State employees can sue in federal court to enforce their rights under the 1993 law, Chief Justice William H. Rehnquist wrote for himself and Justices Sandra Day O'Connor, David Souter, Ruth Bader Ginsburg and Stephen Breyer. Justice John Paul Stevens also agreed with the outcome of the case.

Congress had ample and persuasive evidence that women state employees, like women in the private sector, suffered in the workplace when work and family commitments clashed, the court concluded.

"By creating an across-the-board, routine employment benefit for all eligible employees, Congress sought to ensure that family care leave would no longer be stigmatized as an inordinate drain on the workplace caused by female employees and that employers could not evade leave obligations simply by hiring men," Rehnquist wrote for the majority.

Justices Antonin Scalia, Anthony M. Kennedy and Clarence Thomas dissented.

By relying on evidence that states governments in general had discriminated against their women employees, the court majority treats the states as a monolith, Scalia wrote.

"Today's opinion does not even attempt to demonstrate that each one of the 50 states ... was in violation," of the Constitution's guarantee of equal treatment, Scalia wrote.

"It treats the states as some sort of collective entity which is guilty or innocent as a body."

In passing the Family and Medical Leave Act, Congress said it was acting in part to stop discrimination against both women and men. Women had suffered discrimination in hiring and promotions because of assumptions they would shoulder most of the care for children or sick family, and men had suffered discrimination because they were presumed not to need time off to perform the same care, Congress reasoned.

The Bush administration defended the law as a practical way to counter long-standing discrimination, both overt and subtle.
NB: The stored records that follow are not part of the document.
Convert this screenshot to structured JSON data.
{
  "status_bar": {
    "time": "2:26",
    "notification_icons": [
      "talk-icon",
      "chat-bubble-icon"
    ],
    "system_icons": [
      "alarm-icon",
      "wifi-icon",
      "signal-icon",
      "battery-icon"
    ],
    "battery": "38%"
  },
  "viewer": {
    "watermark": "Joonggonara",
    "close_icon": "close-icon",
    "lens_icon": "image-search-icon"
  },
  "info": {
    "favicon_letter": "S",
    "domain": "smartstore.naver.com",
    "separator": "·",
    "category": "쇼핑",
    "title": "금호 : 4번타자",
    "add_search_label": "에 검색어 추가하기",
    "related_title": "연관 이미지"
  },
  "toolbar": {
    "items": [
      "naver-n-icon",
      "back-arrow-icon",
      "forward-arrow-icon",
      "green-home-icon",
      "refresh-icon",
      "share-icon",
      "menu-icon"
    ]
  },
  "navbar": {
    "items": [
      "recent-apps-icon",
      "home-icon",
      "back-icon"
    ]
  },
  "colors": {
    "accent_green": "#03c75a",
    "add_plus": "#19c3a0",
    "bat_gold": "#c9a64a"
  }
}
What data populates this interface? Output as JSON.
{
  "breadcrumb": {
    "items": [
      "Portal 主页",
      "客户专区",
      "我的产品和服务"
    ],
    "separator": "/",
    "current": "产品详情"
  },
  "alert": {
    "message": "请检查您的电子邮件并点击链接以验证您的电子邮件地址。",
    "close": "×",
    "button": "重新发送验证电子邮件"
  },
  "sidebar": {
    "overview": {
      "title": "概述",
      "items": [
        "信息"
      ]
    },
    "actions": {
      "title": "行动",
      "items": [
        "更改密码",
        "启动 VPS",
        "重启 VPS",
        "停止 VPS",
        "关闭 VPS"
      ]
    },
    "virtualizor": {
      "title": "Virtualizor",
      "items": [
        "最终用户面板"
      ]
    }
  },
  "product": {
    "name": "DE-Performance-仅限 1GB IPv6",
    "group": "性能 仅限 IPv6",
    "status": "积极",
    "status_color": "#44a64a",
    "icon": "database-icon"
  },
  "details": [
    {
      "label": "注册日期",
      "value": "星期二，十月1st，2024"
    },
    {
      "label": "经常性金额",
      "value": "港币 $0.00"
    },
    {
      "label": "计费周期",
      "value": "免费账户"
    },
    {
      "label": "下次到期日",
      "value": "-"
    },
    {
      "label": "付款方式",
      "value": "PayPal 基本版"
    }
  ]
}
The court weighed that rationale against state governments' usual immunity from individuals' federal lawsuits. Congress can override that immunity in limited circumstances, and the state of Nevada argued that the case of William Hibbs was not one of them.

The case began as a straightforward claim that Hibbs deserved time off from his job with the Nevada welfare office to care for his ailing wife.

Hibbs wanted to sue the state to enforce his right to family leave, but Nevada claimed it was immune from Hibbs' lawsuit under the Constitution's guarantee of state sovereignty.

In a series of cases, a narrow 5-4 majority of the high court has ruled that Congress overstepped its authority in passing various civil rights and safety laws.

Taken together, the states' rights cases are considered the hallmark of the court's increasingly conservative bent under Rehnquist. It is noteworthy, then, that Rehnquist departed from that line of cases Tuesday.

The Family and Medical Leave Act applies to all workers except those employed by very small businesses. That included the nearly 5 million people employed by state governments and the many million more who work for private companies.

Protections for private workers are not at issue in the Supreme Court case, but the law's defenders said a ruling for Nevada would have undermined the law nonetheless.

The case is Nevada Department of Human Resources v. Hibbs, 01-1368.